Okay thanks for that advice. Sorry its my first day on a mailing list.

But do Postgres have a special recommendation which SUN equipment runs perfect with a Postgres Database?

A time for a query over 30 seconds I would say is to long. So the machine should be fast enough to handle it in 10-20 Seconds. Price for the Machine doesn’t matter at all. The machine should just fit and can handle this kinda huge database.

Cheers Thomas

-----Original Message-----
From: Michael Monnerie [mailto:michael(dot)monnerie(at)it-management(dot)at]
Sent: Dienstag, 1. April 2008 14:54
To: Thomas Bräutigam
Cc: pgsql-admin(at)postgresql(dot)org
Subject: Re: [ADMIN] Postgres and SUN

First, please keep the discussion on the mailinglist.

On Dienstag, 1. April 2008 Thomas Bräutigam wrote:
> What is "huge"
> The DB Size is between 500 GB and 2 Terra, mostly over 1 Terra.

Over 1 Tera is kinda huge, I'd say :-)

> I looked at the Fire V490
> One to three User are necessary
> I don't know the exact transacations per second, but the most of the
> jobs the database have to do is that we have a high amount of
> inserations and deletions in the database.
> What do you mean with what kind of Database?

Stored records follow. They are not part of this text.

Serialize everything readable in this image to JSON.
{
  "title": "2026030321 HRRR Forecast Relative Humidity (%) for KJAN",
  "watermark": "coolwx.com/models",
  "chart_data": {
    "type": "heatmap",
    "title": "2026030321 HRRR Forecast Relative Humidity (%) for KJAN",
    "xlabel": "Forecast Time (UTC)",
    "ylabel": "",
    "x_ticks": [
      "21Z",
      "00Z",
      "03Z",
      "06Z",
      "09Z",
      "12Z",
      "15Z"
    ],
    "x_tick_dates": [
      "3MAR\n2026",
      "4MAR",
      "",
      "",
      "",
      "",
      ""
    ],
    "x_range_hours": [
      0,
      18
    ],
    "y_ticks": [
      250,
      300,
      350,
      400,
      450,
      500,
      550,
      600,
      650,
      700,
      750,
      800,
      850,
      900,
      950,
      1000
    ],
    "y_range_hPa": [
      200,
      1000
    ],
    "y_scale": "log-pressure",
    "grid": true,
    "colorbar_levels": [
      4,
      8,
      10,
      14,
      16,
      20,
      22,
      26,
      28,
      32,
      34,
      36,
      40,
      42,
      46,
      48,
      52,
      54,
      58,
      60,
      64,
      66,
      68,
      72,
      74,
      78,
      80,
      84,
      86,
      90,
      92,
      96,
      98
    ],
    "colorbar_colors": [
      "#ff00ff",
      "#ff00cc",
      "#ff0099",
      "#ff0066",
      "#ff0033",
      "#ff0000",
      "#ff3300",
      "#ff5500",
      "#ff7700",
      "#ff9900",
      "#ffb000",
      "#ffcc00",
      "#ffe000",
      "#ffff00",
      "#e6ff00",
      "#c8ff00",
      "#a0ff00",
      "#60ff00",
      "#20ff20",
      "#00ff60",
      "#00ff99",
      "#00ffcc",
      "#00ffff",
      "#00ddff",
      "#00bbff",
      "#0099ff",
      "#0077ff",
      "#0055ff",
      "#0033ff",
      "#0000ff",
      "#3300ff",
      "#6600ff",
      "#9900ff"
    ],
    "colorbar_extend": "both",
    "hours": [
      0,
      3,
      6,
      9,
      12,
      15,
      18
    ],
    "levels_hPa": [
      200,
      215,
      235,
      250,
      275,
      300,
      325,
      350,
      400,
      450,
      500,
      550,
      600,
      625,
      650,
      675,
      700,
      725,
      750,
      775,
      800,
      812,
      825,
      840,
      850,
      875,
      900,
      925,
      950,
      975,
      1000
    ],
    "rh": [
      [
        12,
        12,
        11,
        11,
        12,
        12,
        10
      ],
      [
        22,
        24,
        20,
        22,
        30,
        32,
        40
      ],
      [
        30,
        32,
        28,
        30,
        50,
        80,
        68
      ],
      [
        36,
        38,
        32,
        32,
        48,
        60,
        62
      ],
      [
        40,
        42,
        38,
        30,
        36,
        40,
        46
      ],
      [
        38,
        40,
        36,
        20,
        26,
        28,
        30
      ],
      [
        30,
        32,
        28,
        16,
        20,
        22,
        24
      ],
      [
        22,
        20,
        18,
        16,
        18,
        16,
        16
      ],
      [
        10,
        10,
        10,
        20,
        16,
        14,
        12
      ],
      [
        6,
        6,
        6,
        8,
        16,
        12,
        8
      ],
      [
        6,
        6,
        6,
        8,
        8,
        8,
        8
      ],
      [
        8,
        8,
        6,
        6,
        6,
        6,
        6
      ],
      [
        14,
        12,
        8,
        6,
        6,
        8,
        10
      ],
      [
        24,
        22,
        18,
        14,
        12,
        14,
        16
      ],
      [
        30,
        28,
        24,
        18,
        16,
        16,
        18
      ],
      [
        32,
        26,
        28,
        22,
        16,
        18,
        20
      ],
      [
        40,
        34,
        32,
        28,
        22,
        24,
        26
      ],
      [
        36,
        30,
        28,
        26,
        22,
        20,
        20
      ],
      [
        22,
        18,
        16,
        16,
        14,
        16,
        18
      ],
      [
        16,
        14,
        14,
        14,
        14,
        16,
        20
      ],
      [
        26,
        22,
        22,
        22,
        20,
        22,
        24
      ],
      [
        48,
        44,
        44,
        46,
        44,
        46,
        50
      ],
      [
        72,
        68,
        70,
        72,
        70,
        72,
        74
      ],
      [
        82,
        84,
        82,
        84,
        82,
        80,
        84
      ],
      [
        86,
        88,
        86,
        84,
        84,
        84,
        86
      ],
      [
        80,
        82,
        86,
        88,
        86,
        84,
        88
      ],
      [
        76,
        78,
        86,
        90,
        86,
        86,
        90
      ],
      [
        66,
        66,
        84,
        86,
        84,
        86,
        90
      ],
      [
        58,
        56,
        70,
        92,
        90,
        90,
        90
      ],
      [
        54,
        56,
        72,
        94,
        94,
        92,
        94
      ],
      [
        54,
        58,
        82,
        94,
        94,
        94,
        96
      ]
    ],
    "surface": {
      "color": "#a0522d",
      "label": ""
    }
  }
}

If it's an offline like application where you just need to store lots of information to make some statistics, it wouldn't matter too much if a query takes 50 minutes or 60 minutes. If it's like a broker online system a single query should optimally take <1ms ;-)

Do you have that db already, and on which hardware. Does it perform well? The best is to have a "normal" machine filled with the data to see if you need more. It can be surprising how many transactions/s a simple AMD dual core with 8GB RAM and a cheap SATA RAID with 16x10krpm WD Raptor disks can handle. Probably you can buy such a test machine, shouldn't cost more than 3000€, and it's good for a first idea how much you need. And if it's too slow, you'll have an estimation of how much more power you need. This can save a *lot* of money, as Sun's aren't the cheapest iron around, so a smaller model probably saves a lot more money than this test machine.